(Reuters) - Gold prices held above the key $1,700 per ounce level on Monday, as hopes that the Federal Reserve might slow the pace of rate increases after mixed U.S. jobs data helped offset pressure from a robust dollar.
Spot gold was up about 0.1% at $1,712.89 per ounce by 1302 GMT. U.S. gold futures rose 0.1% to $1,724.10.
However, trading is expected to be thin with most U.S. markets closed for Labour Day holiday.
Gold had its best day in nearly a month on Friday after U.S. data showed moderate wage growth in August and a rise in the unemployment rate to 3.7% suggested the labour market was starting to loosen.
"Expectations around future Fed rate hikes have softened slightly but the jobs report will have to be paired with a good inflation reading to have any material impact," said Craig Erlam, senior market analyst at OANDA.
"We may see some support for gold above $1,700 for now but with the dollar so favoured and central banks not easing off the brake, further downside pressure may still come and a break below $1,680 looks very possible."

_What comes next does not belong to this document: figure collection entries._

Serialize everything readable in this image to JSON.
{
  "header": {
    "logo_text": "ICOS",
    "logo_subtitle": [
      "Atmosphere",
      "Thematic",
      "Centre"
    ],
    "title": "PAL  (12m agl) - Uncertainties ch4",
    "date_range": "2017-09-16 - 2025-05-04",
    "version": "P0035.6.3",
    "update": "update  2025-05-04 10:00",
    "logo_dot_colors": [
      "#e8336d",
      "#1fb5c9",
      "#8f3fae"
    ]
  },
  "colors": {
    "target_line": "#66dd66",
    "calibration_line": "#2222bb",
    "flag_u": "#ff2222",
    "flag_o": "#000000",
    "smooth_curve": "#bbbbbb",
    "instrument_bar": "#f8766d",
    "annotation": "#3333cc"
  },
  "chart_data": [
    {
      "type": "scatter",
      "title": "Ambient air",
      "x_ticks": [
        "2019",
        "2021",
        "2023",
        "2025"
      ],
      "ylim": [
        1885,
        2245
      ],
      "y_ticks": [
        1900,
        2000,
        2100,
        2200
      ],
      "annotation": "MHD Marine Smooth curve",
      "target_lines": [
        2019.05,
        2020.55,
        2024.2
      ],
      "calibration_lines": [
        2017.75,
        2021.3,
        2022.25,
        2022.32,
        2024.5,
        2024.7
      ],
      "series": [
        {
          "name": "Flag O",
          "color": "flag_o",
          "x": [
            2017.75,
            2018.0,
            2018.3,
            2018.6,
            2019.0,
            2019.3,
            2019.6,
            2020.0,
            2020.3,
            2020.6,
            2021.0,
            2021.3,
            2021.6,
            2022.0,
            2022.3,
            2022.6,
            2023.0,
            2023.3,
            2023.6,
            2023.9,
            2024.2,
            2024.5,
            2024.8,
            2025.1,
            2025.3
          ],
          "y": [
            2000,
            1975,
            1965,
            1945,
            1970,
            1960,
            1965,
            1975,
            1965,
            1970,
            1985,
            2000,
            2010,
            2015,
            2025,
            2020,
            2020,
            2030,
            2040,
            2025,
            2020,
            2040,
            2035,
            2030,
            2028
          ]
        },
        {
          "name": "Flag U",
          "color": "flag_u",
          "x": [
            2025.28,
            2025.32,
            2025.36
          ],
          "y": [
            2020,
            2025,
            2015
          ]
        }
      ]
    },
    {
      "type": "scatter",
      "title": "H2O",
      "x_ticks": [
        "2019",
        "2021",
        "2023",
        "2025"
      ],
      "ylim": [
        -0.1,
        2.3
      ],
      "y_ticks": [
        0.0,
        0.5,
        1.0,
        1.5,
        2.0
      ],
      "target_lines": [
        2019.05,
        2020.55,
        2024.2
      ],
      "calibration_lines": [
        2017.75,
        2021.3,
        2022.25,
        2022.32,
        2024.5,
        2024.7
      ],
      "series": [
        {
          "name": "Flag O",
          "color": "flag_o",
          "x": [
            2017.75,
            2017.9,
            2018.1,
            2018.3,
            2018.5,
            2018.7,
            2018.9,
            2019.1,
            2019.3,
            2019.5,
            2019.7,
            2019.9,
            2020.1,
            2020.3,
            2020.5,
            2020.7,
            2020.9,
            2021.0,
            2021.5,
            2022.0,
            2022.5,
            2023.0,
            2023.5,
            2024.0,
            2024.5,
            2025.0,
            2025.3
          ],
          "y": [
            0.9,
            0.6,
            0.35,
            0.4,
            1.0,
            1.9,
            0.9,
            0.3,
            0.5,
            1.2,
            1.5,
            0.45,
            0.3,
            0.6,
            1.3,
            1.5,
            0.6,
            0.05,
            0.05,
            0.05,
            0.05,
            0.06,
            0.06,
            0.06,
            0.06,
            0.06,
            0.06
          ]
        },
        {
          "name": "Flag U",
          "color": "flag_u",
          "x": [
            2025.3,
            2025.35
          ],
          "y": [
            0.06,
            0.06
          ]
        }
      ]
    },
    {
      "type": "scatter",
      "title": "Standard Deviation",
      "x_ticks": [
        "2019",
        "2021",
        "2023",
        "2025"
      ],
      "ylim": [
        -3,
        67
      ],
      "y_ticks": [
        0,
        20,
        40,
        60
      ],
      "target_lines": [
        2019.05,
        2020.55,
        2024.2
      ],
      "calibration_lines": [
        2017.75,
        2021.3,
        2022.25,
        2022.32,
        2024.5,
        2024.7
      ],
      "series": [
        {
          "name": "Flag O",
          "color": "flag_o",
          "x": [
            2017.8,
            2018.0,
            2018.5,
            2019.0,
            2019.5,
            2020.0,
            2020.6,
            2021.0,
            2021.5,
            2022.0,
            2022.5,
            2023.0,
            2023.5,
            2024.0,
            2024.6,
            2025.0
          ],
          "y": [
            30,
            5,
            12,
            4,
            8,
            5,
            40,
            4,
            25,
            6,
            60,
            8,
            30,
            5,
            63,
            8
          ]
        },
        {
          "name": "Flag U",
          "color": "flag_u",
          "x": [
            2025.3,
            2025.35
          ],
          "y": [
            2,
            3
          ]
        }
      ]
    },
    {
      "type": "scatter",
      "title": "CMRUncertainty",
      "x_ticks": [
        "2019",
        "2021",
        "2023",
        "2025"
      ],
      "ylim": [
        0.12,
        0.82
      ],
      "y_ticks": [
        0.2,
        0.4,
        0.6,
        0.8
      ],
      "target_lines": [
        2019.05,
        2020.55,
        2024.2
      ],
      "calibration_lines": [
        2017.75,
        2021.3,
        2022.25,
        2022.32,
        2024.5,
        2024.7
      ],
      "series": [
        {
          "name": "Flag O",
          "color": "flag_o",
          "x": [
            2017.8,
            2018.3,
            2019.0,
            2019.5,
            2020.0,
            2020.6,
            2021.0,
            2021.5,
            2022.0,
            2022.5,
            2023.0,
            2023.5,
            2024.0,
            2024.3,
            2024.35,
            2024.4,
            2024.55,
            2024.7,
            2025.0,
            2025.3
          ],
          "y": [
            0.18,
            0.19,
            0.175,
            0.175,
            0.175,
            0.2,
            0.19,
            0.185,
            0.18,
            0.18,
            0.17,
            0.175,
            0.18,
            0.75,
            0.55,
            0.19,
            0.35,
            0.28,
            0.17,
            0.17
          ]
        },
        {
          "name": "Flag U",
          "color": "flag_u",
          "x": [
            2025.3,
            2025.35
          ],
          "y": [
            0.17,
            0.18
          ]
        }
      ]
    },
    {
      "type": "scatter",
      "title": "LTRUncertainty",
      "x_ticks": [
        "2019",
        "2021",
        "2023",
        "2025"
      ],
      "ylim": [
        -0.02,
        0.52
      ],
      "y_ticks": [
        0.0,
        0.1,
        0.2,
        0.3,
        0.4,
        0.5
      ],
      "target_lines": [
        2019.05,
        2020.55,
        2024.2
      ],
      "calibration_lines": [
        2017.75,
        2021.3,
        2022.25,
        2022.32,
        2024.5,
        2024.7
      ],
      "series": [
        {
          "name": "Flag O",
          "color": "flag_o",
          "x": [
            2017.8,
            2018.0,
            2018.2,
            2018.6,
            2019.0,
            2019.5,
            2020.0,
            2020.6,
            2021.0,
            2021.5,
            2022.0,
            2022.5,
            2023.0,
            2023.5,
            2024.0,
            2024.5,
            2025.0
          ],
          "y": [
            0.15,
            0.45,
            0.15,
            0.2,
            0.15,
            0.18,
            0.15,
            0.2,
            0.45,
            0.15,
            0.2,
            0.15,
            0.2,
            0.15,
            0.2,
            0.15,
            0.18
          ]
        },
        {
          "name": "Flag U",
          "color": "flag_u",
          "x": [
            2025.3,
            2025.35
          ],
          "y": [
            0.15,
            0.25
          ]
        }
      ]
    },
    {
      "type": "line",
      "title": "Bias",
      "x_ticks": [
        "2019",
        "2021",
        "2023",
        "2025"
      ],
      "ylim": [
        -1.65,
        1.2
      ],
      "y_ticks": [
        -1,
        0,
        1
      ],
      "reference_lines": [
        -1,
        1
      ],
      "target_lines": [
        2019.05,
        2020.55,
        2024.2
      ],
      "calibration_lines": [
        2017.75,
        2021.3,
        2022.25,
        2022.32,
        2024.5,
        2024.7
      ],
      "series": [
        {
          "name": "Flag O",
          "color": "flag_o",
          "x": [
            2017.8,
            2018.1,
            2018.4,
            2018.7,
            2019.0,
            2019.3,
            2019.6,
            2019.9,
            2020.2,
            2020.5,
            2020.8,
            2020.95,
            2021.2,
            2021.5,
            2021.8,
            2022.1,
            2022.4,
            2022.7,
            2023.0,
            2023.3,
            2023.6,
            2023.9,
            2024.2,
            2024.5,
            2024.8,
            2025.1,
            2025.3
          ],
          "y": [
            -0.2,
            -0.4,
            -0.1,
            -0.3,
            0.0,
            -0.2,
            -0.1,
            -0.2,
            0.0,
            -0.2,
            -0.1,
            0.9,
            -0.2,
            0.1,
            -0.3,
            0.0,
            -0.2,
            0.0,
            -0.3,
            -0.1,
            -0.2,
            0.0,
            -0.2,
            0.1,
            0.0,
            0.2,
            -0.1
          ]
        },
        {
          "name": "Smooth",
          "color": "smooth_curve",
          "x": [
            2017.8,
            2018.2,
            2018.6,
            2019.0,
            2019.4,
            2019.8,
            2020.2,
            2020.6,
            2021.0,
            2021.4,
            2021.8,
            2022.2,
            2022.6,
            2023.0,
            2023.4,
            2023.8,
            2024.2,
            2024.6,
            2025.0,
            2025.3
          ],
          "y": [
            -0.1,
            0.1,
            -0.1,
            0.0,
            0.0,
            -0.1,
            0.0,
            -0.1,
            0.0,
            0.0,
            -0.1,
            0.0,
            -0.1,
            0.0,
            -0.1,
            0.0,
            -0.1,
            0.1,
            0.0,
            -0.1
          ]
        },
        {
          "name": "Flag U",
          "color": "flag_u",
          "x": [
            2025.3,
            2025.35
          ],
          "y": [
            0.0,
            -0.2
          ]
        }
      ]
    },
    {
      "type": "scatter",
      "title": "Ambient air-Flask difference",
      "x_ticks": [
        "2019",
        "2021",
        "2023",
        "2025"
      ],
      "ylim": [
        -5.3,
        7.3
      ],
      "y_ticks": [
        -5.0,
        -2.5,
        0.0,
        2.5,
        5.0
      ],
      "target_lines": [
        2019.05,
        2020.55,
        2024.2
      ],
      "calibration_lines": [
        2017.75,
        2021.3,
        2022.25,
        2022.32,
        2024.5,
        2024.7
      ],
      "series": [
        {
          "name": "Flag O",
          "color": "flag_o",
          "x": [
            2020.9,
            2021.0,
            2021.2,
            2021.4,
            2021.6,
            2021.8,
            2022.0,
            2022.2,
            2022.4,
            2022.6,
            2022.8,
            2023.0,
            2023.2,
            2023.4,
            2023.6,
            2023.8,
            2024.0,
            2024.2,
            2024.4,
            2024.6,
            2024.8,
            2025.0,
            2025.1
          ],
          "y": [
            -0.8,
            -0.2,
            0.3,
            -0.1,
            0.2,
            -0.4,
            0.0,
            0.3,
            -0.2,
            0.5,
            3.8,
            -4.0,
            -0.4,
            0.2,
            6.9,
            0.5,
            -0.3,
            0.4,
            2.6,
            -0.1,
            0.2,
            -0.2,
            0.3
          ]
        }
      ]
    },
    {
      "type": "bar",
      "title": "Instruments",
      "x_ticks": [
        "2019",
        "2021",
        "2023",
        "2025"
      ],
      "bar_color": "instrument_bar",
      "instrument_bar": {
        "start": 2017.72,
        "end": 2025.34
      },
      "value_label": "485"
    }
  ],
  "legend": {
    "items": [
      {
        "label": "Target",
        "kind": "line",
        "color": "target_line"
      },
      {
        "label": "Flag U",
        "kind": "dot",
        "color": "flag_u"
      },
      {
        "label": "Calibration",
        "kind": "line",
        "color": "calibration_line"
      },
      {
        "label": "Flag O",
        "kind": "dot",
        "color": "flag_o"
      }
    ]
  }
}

The European Central Bank is due to meet later this week, where it is expected to deliver a 75 basis-point interest rate hike to tame record high inflation.
Fed's next policy meeting is scheduled for Sept. 20-21.
Limiting gold's advance, the dollar index notched a 20-year high against its rivals, making bullion expensive for holders of other currencies. [USD/]
European shares tumbled after Russia extended a halt on gas flows down the Nord Stream 1 pipeline to Europe, sparking worries over energy prices. [.N]
Spot silver rose 0.4% to $18.10 per ounce, platinum gained 1.4% to $846.83, while palladium eased 0.1% to $2,021.43.
Stronger-than-expected platinum shipments to China in the first half of the year spurred shortages elsewhere, as supply declined from mines and recycling, the World Platinum Investment Council said.